Adjusting to Rising Costs in Chinese Light Manufacturing: What Opportunities for Developing Countries?” by ODI and INSE

By December 24, 2019 September 15th, 2020 Research

Chinese light manufacturing has undergone a significant transformation in recent decades. As China progresses towards high-income status, real wage growth in the sector has accelerated by 11% per year (2014-2016). While this has made a welcome contribution to poverty reduction, it has also put pressure on firms as they struggle with rising costs. One potential strategy for tackling this problem has been the partial or full relocation of production to lower-cost locations abroad.

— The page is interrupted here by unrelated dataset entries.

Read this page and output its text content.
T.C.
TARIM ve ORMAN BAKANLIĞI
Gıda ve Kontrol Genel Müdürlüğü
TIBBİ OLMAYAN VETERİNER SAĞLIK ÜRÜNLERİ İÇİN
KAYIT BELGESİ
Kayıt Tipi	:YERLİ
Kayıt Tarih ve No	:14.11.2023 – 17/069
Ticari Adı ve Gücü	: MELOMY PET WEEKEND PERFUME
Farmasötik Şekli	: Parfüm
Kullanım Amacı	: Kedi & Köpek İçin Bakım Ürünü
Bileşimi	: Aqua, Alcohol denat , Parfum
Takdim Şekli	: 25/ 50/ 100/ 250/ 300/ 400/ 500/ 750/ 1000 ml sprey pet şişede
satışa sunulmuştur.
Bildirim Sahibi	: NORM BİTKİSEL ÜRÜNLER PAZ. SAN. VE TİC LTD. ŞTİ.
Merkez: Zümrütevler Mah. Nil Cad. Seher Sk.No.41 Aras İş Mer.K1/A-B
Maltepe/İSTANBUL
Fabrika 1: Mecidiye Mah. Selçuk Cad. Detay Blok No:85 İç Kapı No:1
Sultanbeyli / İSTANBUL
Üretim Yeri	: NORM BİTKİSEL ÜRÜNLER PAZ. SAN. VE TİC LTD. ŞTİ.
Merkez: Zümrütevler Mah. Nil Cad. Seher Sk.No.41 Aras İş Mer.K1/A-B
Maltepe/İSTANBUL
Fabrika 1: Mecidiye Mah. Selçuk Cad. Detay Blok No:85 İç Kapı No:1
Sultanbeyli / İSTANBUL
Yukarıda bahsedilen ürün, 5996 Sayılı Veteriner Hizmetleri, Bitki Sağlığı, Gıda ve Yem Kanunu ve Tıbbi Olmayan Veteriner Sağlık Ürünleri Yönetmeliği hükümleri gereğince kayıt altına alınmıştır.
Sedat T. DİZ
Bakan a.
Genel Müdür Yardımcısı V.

Optimists maintain that wage growth in China presents an opportunity for low-income countries (LICs) in Africa and elsewhere in Asia to help drive growth and structural transformation by attracting foreign direct investment and jobs from China. But the positive outcomes for LICs are uncertain. Country-level constraints such as poor infrastructure tend to turn-off foreign investors, Chinese manufacturing firms have developed alternative strategies for coping with rising wage costs, and other low-cost location options within China remain due to significant regional differences in wages.

This research report, which was undertaken in partnership with the Institute for New Structural Economics (INSE) at Peking University, presents the findings of a large-scale survey of 640 Chinese light manufacturing firms in the regions of the Yangztse River Delta and Pearl River Deltain across four sub-sectors (garments, footwear, household appliances and toys).